The metabolite levels were controlled by both genetic and environmental factors. The relative standard deviations of each metabolite level largely varied across the 175 cultivars (Figure 6a). The variations were mainly derived from the genetic polymorphisms, because relatively large broad-sense heritabilities (H2 > 0.5) were observed for 234 (68.4%) metabolites (Figure 6b). For the metabolites that were dominantly controlled by genetic factors, a Kolmogorov–Smirnov test indicated that the quantitative variations of one-third (115/342) of the metabolites followed a normal distribution (P > 0.01) (Figure 6b). Metabolites in this group are represented as green nodes in Figure 1. This group included amino acids, some flavone glycosides, and flavonolignans such as phenylalanine 1 (Figure 6c), isovitexin 2″-O-(6‴-(E)-p-coumaroyl)-glucoside 9, and tricin 4′-O-(erythro-β-guaiacylglycerol) ether 7-O-β- d-glucopyranoside 13. Our GWAS demonstrated that the metabolites in this group are under the control of multiple mQTLs that are weakly associated with metabolic phenotypes. For instance, only 9% of the total variance in phenylalanine 1 levels can be explained by weakly associated SNP NIAS_Os_ab02000283 on chromosome 2 (Figure 5f). Similar GWAS results with marginal associations have been observed for several agronomically important traits, such as flowering time and grain weight (Huang et al., 2010, 2013; Zhao et al., 2011). Because a level of metabolite under the control of multiple QTLs hardly shows extreme phenotypes, this characteristic represents the genetic architecture for the consistent biosynthesis of essential amino acids and house-keeping flavonoids as defense compounds, such as a radical scavenging and UV absorbance activities (Simmonds, 2003).
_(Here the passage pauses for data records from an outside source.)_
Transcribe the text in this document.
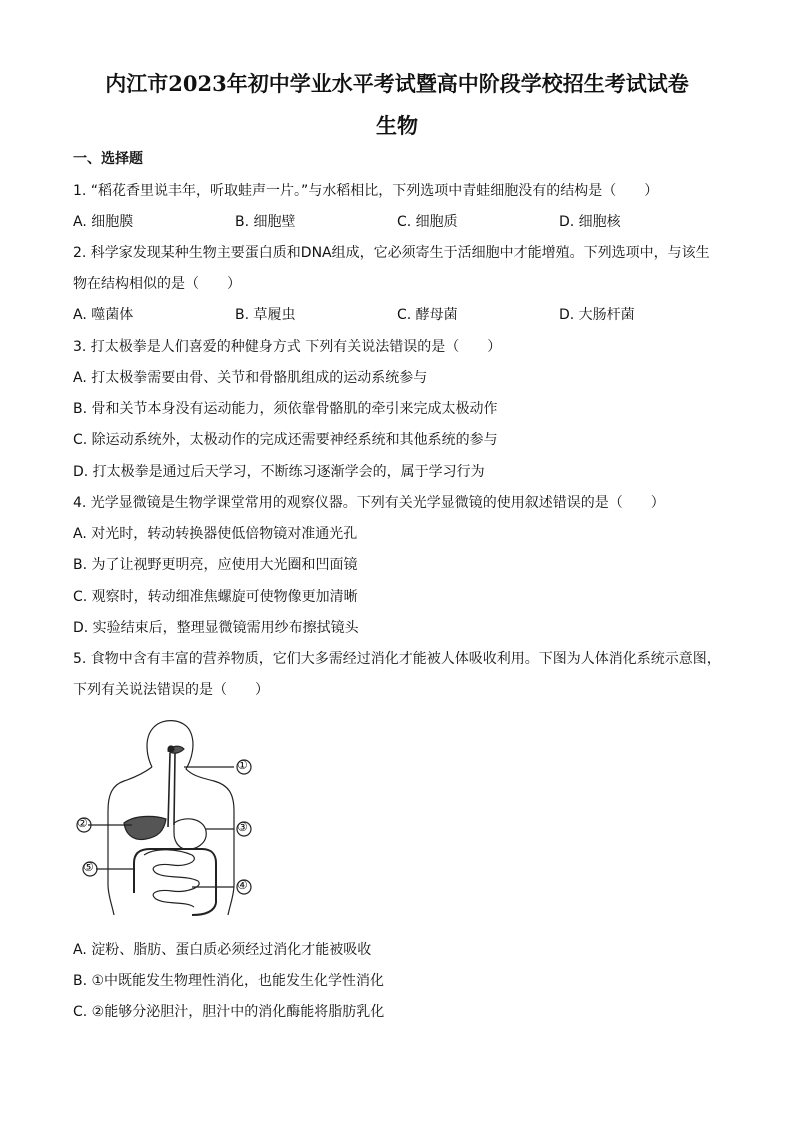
内江市2023年初中学业水平考试暨高中阶段学校招生考试试卷
生物
一、选择题
1. “稻花香里说丰年，听取蛙声一片。”与水稻相比，下列选项中青蛙细胞没有的结构是（　　）
A. 细胞膜	B. 细胞壁	C. 细胞质	D. 细胞核
2. 科学家发现某种生物主要蛋白质和DNA组成，它必须寄生于活细胞中才能增殖。下列选项中，与该生
物在结构相似的是（　　）
A. 噬菌体	B. 草履虫	C. 酵母菌	D. 大肠杆菌
3. 打太极拳是人们喜爱的种健身方式 下列有关说法错误的是（　　）
A. 打太极拳需要由骨、关节和骨骼肌组成的运动系统参与
B. 骨和关节本身没有运动能力，须依靠骨骼肌的牵引来完成太极动作
C. 除运动系统外，太极动作的完成还需要神经系统和其他系统的参与
D. 打太极拳是通过后天学习，不断练习逐渐学会的，属于学习行为
4. 光学显微镜是生物学课堂常用的观察仪器。下列有关光学显微镜的使用叙述错误的是（　　）
A. 对光时，转动转换器使低倍物镜对准通光孔
B. 为了让视野更明亮，应使用大光圈和凹面镜
C. 观察时，转动细准焦螺旋可使物像更加清晰
D. 实验结束后，整理显微镜需用纱布擦拭镜头
5. 食物中含有丰富的营养物质，它们大多需经过消化才能被人体吸收利用。下图为人体消化系统示意图，
下列有关说法错误的是（　　）
①
②	③
④
⑤
A. 淀粉、脂肪、蛋白质必须经过消化才能被吸收
B. ①中既能发生物理性消化，也能发生化学性消化
C. ②能够分泌胆汁，胆汁中的消化酶能将脂肪乳化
Genetic architecture to generate intra-species diversity of phytochemicals

The metabolome data also revealed that quantitative variations of the other 119 metabolites are predominantly controlled by heritable factors (H2 > 0.5) and significantly deviated from the normal distribution (P < 0.01, Figure 6b, orange nodes in Figure 1). The group included apigenin-di-C-arabinoside 6 (Figure 6d) and an unknown metabolite ID11261. These distortions were associated with low numbers of QTLs that strongly control the content of multiple metabolites (Figure 3b). Indeed, pedigree data showed that the haplotype around the NIAS_Os_ac06000458 was tightly linked to the high apigenin-di-C-arabinoside phenotype (Figure 7, highlighted in red). A similar tight association was observed between the unknown metabolite (ID11261) and the haplotype around SNP marker NIAS_Os_ab04000042 (Figure 7, highlighted in blue). This is another type of genetic architecture that produces progenies with various phytochemical compositions. As shown in Figure 7, Norin 22 exhibited low level of apigenin-di-C-arabinoside 6 (signal intensity was <0.01) and high accumulation of ID11261 (signal intensity was 0.11). In contrast, Norin 1 exhibited a high apigenin-di-C-arabinoside level (0.43) and low ID11261 level (<0.01), respectively. By crossing two cultivars, new patterns of apigenin-di-C-arabinoside and ID11261 accumulation level were generated, such as the high apigenin-di-C-arabinoside and high ID11261 in Hatsunishiki and the low apigenin-di-C-arabinoside and low ID11261 in Koshihikari. The strong effects of the small number of mQTLs on metabolic phenotypes were also supported by comparing genotype and metabolic phenotype similarities among cultivars, as dissimilar metabolic phenotypes were observed between several pairs of genetically similar cultivars (Figure S2). The genetic architecture is a mechanism generating strains with distinct metabolic composition through the crossing of two different strains. The recombined metabolite composition may have some advantages in interactions with herbivores and microbes because some insects recognize the composition of plant metabolites before feeding or spawning (Nguyen et al., 2013).

Figure 7

Phylogenetic tree of the five rice cultivars developed by crossing Norin 1 and Norin 22.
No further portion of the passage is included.